Failure of Palestinian Governance and the Latest Conflict between Israel and Hamas

The chaotic state of Palestinian politics provided the backdrop for recent hostilities between Israel and Hamas. The Islamic militant group began missile attacks against Israel last month in response to clashes between police and Palestinians at the Al-Aqsa Mosque and threatened eviction of Palestinians from East Jerusalem’s Sheikh Jarrah neighborhood. While President Mahmoud Abbas’ Fatah Party is the officially recognized leader of the Palestinian Authority (PA), the party’s legitimacy has all but disappeared as Hamas’ standing has risen. A 2015 poll by the Palestinian Center for Policy and Survey Research shows that 80% of Palestinians believe that “Palestine” is no longer the “Primary Arab cause,” and two-thirds believe that the PA is not doing all it can to protect Palestinians from Israel. Findings also suggest that 79% of Palestinians believe that the Authority is corrupt, borne out by 15 years without democratic elections.

The Israel Defense Forces’ (IDF) strategy sought to minimize Hamas’ military capability by destroying the group’s ability to manufacture missiles; limiting the number of missiles launched; and neutralizing Hamas’ political influence. The operation eliminated over 766 key infrastructure targets and 25 militant leaders. As international pressures mounted, officials on both sides of the conflict initiated ceasefire negotiations. The United States was in close contact with Israeli Prime Minister Netanyahu and PA President Abbas, however Egypt was the primary facilitator of the talks. Hamas originally established two mandatory conditions for a resulting agreement – first, that Israeli forces halt ‘incursions’ at and respect the Al-Aqsa Mosque and second, that Israel stop evictions of Palestinians in the Sheikh Jarrah neighborhood. The IDF showed little interest in meeting these demands, and the final deal brokered by the Egyptians was an unconditional ceasefire that took effect on May 21.

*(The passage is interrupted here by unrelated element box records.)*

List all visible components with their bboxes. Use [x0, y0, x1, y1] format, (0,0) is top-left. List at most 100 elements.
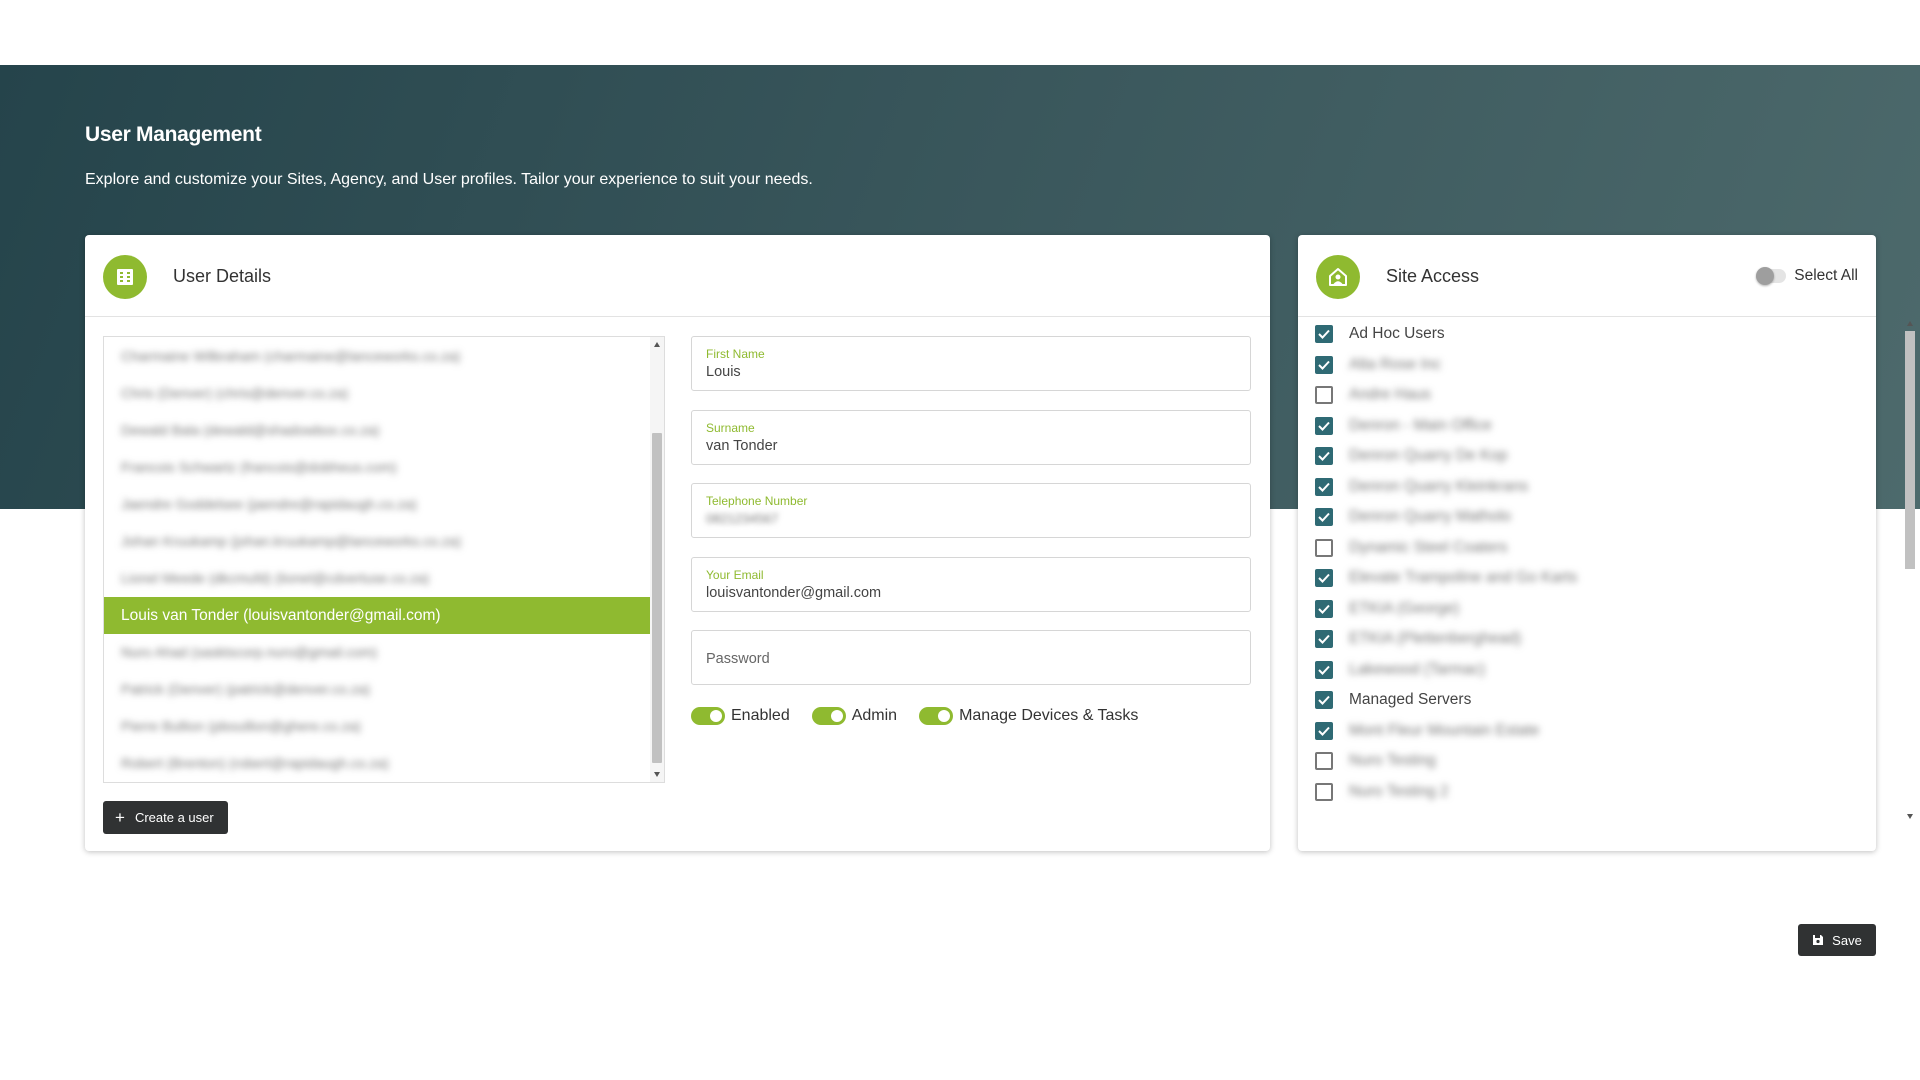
user-details-title: User Details [173, 266, 272, 286]
plus-icon: + [115, 808, 125, 827]
page-subtitle: Explore and customize your Sites, Agency… [85, 171, 813, 188]
site-access-item[interactable]: Denron Quarry Matholo [1315, 505, 1511, 529]
site-access-item-label: Denron Quarry Matholo [1349, 508, 1511, 525]
save-label: Save [1832, 932, 1862, 948]
site-access-item-label: ETKIA (Plettenberghead) [1349, 630, 1522, 647]
scroll-down-arrow-icon[interactable] [654, 772, 660, 777]
enabled-toggle[interactable]: Enabled [691, 707, 790, 725]
scroll-up-arrow-icon[interactable] [654, 342, 660, 347]
site-access-item[interactable]: Lakewood (Tarmac) [1315, 658, 1485, 682]
user-list-item[interactable]: Nuro Ahad (sasktscorp.nuro@gmail.com) [104, 634, 650, 671]
site-access-card: Site Access Select All Ad Hoc Users Alta … [1298, 235, 1876, 851]
checkbox-checked-icon[interactable] [1315, 447, 1333, 465]
user-details-header: User Details [85, 235, 1270, 317]
telephone-value: 0821234567 [706, 511, 779, 526]
user-list-item[interactable]: Louis van Tonder (louisvantonder@gmail.c… [104, 597, 650, 634]
user-list-item[interactable]: Francois Schwartz (francois@dobheus.com) [104, 449, 650, 486]
email-label: Your Email [706, 568, 764, 582]
scrollbar-thumb[interactable] [1905, 331, 1915, 569]
user-list-item[interactable]: Dewald Bala (dewald@shadowbox.co.za) [104, 412, 650, 449]
checkbox-checked-icon[interactable] [1315, 599, 1333, 618]
site-access-item-label: ETKIA (George) [1349, 599, 1460, 617]
checkbox-checked-icon[interactable] [1315, 355, 1333, 374]
user-list-item[interactable]: Chris (Denver) (chris@denver.co.za) [104, 375, 650, 412]
select-all-label: Select All [1794, 267, 1858, 284]
user-list-item[interactable]: Patrick (Denver) (patrick@denver.co.za) [104, 671, 650, 708]
site-access-item[interactable]: ETKIA (George) [1315, 597, 1459, 621]
checkbox-unchecked-icon[interactable] [1315, 538, 1333, 557]
user-list-item[interactable]: Robert (Brenton) (robert@rapidaugh.co.za… [104, 745, 650, 782]
checkbox-unchecked-icon[interactable] [1315, 386, 1333, 404]
admin-toggle[interactable]: Admin [811, 707, 897, 725]
checkbox-checked-icon[interactable] [1315, 508, 1333, 526]
telephone-field[interactable]: Telephone Number 0821234567 [691, 483, 1251, 538]
toggle-switch[interactable] [691, 707, 725, 725]
toggle-switch[interactable] [1756, 267, 1787, 285]
first-name-field[interactable]: First Name Louis [691, 336, 1251, 391]
first-name-value: Louis [706, 364, 741, 380]
telephone-label: Telephone Number [706, 494, 808, 508]
user-list-item[interactable]: Johan Kruukamp (johan.kruukamp@lancework… [104, 523, 650, 560]
checkbox-checked-icon[interactable] [1315, 569, 1333, 587]
site-access-item[interactable]: Nuro Testing 2 [1315, 780, 1449, 804]
site-access-item[interactable]: Denron Quarry De Kop [1315, 444, 1508, 468]
checkbox-checked-icon[interactable] [1315, 721, 1333, 740]
user-list-item-label: Francois Schwartz (francois@dobheus.com) [121, 459, 397, 475]
site-access-item[interactable]: Denron - Main Office [1315, 414, 1492, 438]
user-list-scrollbar[interactable] [650, 337, 664, 782]
site-access-item-label: Elevate Trampoline and Go Karts [1349, 569, 1578, 586]
checkbox-checked-icon[interactable] [1315, 691, 1333, 709]
user-list-item-label: Jaendre Goddelsee (jaendre@rapidaugh.co.… [121, 496, 417, 512]
toggle-switch[interactable] [919, 707, 954, 725]
user-list-item-label: Chris (Denver) (chris@denver.co.za) [121, 385, 349, 401]
password-placeholder: Password [706, 651, 770, 667]
user-list-item[interactable]: Jaendre Goddelsee (jaendre@rapidaugh.co.… [104, 486, 650, 523]
permission-toggles: Enabled Admin Manage Devices & Tasks [691, 707, 1160, 725]
site-access-item[interactable]: Elevate Trampoline and Go Karts [1315, 566, 1577, 590]
site-access-item[interactable]: ETKIA (Plettenberghead) [1315, 627, 1521, 651]
checkbox-checked-icon[interactable] [1315, 477, 1333, 496]
scrollbar-thumb[interactable] [652, 433, 662, 763]
user-list-item[interactable]: Pierre Bullion (pbouillon@ghere.co.za) [104, 708, 650, 745]
site-access-item[interactable]: Alta Rose Inc [1315, 353, 1441, 377]
scroll-up-arrow-icon[interactable] [1907, 321, 1913, 326]
site-access-item-label: Ad Hoc Users [1349, 325, 1445, 342]
user-list-item[interactable]: Charmaine Wilbraham (charmaine@lancework… [104, 338, 650, 375]
site-list-scrollbar[interactable] [1904, 319, 1916, 821]
scroll-down-arrow-icon[interactable] [1907, 814, 1913, 819]
site-access-item[interactable]: Nuro Testing [1315, 749, 1436, 773]
checkbox-checked-icon[interactable] [1315, 630, 1333, 648]
user-list-item-label: Pierre Bullion (pbouillon@ghere.co.za) [121, 718, 361, 734]
password-field[interactable]: Password [691, 630, 1251, 685]
site-access-item[interactable]: Ad Hoc Users [1315, 322, 1445, 346]
site-access-item-label: Alta Rose Inc [1349, 355, 1442, 373]
checkbox-checked-icon[interactable] [1315, 416, 1333, 435]
create-user-button[interactable]: + Create a user [103, 801, 228, 834]
site-access-item[interactable]: Andre Haus [1315, 383, 1431, 407]
checkbox-unchecked-icon[interactable] [1315, 752, 1333, 770]
manage-devices-toggle-label: Manage Devices & Tasks [959, 707, 1139, 724]
email-field[interactable]: Your Email louisvantonder@gmail.com [691, 557, 1251, 612]
surname-field[interactable]: Surname van Tonder [691, 410, 1251, 465]
page-title: User Management [85, 123, 262, 146]
user-list-item-label: Nuro Ahad (sasktscorp.nuro@gmail.com) [121, 644, 378, 660]
toggle-switch[interactable] [811, 707, 846, 725]
save-button[interactable]: Save [1798, 924, 1876, 956]
site-access-item[interactable]: Dynamic Steel Coaters [1315, 536, 1508, 560]
select-all-toggle[interactable]: Select All [1756, 267, 1858, 285]
manage-devices-toggle[interactable]: Manage Devices & Tasks [919, 707, 1138, 725]
site-access-item[interactable]: Mont Fleur Mountain Estate [1315, 719, 1539, 743]
site-access-item-label: Dynamic Steel Coaters [1349, 538, 1508, 556]
checkbox-checked-icon[interactable] [1315, 325, 1333, 343]
user-list-item-label: Robert (Brenton) (robert@rapidaugh.co.za… [121, 755, 389, 771]
surname-label: Surname [706, 421, 755, 435]
user-list[interactable]: Charmaine Wilbraham (charmaine@lancework… [103, 336, 665, 783]
site-access-item[interactable]: Managed Servers [1315, 688, 1471, 712]
site-access-title: Site Access [1386, 266, 1480, 286]
checkbox-unchecked-icon[interactable] [1315, 782, 1333, 801]
site-access-item-label: Denron Quarry De Kop [1349, 447, 1508, 464]
user-list-item-label: Charmaine Wilbraham (charmaine@lancework… [121, 348, 461, 364]
site-access-item[interactable]: Denron Quarry Kleinkrans [1315, 475, 1528, 499]
checkbox-checked-icon[interactable] [1315, 660, 1333, 679]
user-list-item[interactable]: Lionel Meede (dkcmufd) (lionel@cdvertuse… [104, 560, 650, 597]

The Iron Dome missile defense system limited Israeli casualties and underscores Israel’s regional and global military and economic leadership. The result of Israeli innovation coupled with American largesse during the Obama Administration, Iron Dome has the capability to identify, track and destroy projectiles before they reach Israeli territory. During the recent violence, more than 3,400 missiles were fired into Israel, and Iron Dome intercepted over 90% of them, making it difficult for Hamas to exact meaningful damage. Although even with the system, Israel suffered 12 casualties. The United States is on track to complete a $735 million weapons transfer to Israel which will replenish munitions used in this conflict.

Israel and the United States have long enjoyed a strategic and economic partnership strengthened by a common set of values. The U.S. thrice vetoed a statement from the United Nations Security Council expressing concern over increasing violence and civilian casualties, however, the latest hostilities have strained the bilateral relationship. Far-left members of Congress have called on President Biden to condemn Israel’s actions, however the President reaffirmed Israel’s right to self-defense encouraging the protection of innocent civilians. President Biden supported the ceasefire, and in his remarks, he recognized the right of Palestinians and Israelis to live freely and securely, stating he will work in partnership with the PA “in a manner that does not permit Hamas to simply restock its military arsenal.” U.S. Secretary of State Antony Blinken headed to the region soon after the end of hostilities to oversee the progression of peace talks between Israelis and Palestinians, to ensure that Gazans receive immediate humanitarian assistance and to work with American allies to advance a two-state solution.

The original Hamas Covenant asserts that the nation of Israel “will continue to exist until Islam obliterates it.” The document continues, “there is no solution for the Palestinian question except through Jihad,” indirectly earning the group its designation as a terrorist organization and presenting a great impediment to the peace process. Israel, the PA, and international mediators have undertaken a failed series of  past negotiations. The history of efforts began after the 1967 Six Day War through April 2014 and, when Trump took office, efforts were concentrated on economic aid and international recognition. Thankfully, neither political faction has been able to change Israel’s territorial integrity significantly. However, this stalemate has led to disappointment among Palestinians in their leadership, fueling sporadic attacks, particularly in Jerusalem. The lack of accountable Palestinian leadership is likely to cause greater violence and misery for the Palestinian people, possibly leading to the collapse of the PA.

Bahrain, Morocco, Sudan and the United Arab Emirates (UAE) have all signed the Abraham Accords, normalizing relations with the Jewish state. The Accords operate on the presumption that pressure will drive the PA to accept far less politically than it previously would have – a presumption that is not reflected in the reality on the ground. Egypt’s active role in ceasefire negotiations offers hope that regional security will be restored, however Arab nations should act in concert with the United States and Israel to expand the Accords and widen peace efforts.